Handle invalid multi-byte sequences in iconv encoding conversions
Hi @evanmiller,
This PR is another go at #252 (cc tidyverse/haven#615).
As suggested I've reworked the bad byte handler so it's called from surrounding code when a conversion fails instead of processing bytes inside readstat_convert(). I've implemented the handler in the string conversion code in sav_process_row() as an example, and there are a handful of bad byte handlers in readstat_convert.c.
The handler signature includes the src and dst variables from readstat_convert() as well as the observation index and variable object for error logging.
Thanks!
Hi @evanmiller! Just wondering if you've had a chance to look at this?
Would you prefer that I finalise the full PR before reviewing? As noted I've only implemented the handler in the code for processing sav string values but I can chuck it in to the others as well and non-draft the PR if that's easier.
Thanks!
Hi, I like the overall approach. Maybe rename to invalid_string instead of bad_byte? My thinking is that the handlers are processing the entire strings rather than individual bytes.
Thanks! Good call, shall do 🙂
I'll make that change then add the handler in to the other reader functions and update the PR.

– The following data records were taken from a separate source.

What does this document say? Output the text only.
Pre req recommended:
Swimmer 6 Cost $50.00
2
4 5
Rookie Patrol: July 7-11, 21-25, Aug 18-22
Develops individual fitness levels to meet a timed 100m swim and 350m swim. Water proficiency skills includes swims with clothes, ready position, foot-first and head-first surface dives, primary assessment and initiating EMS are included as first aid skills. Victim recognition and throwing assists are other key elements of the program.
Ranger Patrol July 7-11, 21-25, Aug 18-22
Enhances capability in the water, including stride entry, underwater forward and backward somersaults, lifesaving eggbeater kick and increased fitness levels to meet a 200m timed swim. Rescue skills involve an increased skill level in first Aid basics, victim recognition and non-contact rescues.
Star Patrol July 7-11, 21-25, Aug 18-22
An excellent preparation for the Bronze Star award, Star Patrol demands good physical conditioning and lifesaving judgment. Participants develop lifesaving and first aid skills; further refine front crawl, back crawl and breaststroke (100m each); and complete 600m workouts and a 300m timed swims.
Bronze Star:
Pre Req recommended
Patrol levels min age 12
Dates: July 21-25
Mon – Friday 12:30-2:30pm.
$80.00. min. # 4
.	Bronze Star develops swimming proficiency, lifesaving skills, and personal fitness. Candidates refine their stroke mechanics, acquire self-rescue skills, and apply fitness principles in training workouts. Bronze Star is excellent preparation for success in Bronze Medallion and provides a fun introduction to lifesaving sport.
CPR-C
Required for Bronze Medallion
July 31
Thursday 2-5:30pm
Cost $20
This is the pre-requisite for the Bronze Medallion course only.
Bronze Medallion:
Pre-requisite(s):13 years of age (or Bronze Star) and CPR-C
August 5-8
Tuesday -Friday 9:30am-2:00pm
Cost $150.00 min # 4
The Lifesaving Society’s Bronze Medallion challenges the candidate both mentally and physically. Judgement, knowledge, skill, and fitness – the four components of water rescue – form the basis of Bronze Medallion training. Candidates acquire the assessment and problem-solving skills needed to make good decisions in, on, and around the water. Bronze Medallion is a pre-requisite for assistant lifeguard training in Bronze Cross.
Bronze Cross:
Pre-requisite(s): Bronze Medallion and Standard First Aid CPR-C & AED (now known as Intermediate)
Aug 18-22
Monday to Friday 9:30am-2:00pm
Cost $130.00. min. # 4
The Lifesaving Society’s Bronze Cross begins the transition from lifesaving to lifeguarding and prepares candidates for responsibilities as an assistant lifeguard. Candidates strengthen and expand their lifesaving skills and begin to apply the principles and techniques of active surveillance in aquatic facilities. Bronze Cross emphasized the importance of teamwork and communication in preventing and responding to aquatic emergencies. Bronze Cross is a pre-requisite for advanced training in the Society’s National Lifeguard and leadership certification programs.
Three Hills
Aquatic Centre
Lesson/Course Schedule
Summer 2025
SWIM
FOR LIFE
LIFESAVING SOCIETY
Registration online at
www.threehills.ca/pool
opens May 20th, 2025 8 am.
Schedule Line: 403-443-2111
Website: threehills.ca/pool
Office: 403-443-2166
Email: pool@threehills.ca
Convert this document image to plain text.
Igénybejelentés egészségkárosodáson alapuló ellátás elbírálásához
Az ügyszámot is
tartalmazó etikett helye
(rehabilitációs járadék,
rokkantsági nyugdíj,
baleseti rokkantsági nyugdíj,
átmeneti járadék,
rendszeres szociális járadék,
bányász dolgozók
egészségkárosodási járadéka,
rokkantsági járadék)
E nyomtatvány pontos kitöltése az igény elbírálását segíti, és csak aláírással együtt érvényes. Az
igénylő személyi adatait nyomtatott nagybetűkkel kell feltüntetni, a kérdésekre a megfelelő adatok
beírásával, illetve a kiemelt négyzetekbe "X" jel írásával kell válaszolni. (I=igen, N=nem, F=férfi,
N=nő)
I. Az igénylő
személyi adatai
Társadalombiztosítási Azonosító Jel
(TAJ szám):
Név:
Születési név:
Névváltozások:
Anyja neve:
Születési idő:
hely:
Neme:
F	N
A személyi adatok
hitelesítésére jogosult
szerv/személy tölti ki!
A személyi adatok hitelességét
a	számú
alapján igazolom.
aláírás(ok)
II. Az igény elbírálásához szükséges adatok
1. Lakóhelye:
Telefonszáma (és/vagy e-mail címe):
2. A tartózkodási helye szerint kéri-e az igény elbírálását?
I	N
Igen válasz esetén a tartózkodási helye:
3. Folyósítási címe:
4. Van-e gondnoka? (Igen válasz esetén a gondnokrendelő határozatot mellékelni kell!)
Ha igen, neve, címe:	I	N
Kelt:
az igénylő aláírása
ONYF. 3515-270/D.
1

I've renamed the handler to invalid_string and added the handler into the row processing code for each of the readers, so should be good to go (i.e. ready for checking :stuck_out_tongue:)!
Ok, looking good. Since this introduces a new API I will save it for the next minor version bump (ReadStat 1.2). Can you add some documentation (at least to the header file) about how C clients can use the new machinery? I don't think it's really obvious.
I'm also not sure that USER_ABORT is the right return code here since most of the handlers are system-provided rather than user-provided. Maybe a failed conversion should return BAD_STRING or perhaps a new error code.
No worries, I'll add a comment in the header. Given the weirdness it probably warrants a write-up with an example in the "Reading files" section of the README for some context. Do you think it needs a full example or is that unnecessary bloat?
Fair call re: the error message. I think READSTAT_ERROR_CONVERT_BAD_STRING is still appropriate given that it's still essentially an invalid byte sequence error, but I can see value in signalling the error differently when it has failed after going through the handler. What about a READSTAT_ERROR_INVALID_STRING_HANDLERwith an error message like "Unable to convert string to the requested encoding (could not recover from invalid byte sequence in the invalid string handler)"?
Hi @evanmiller, just wondering if you had any feedback on the last comment?
This is the way I'm leaning:
- As well as the header comment, also add a new subsection to the README with a brief example
- Just return
READSTAT_ERROR_CONVERT_BAD_STRINGinstead ofUSER_ABORTif the handler returnsREADSTAT_HANDLER_ABORTinstead of adding a new error type.
Sorry for nudging...just curious about this bug and its fix, since it's been quite for some time now. I got hit again by the "invalid byte sequence" bug for another of my .sav files where currently the only solution is to switch back to R package haven with version <= 2.3.1.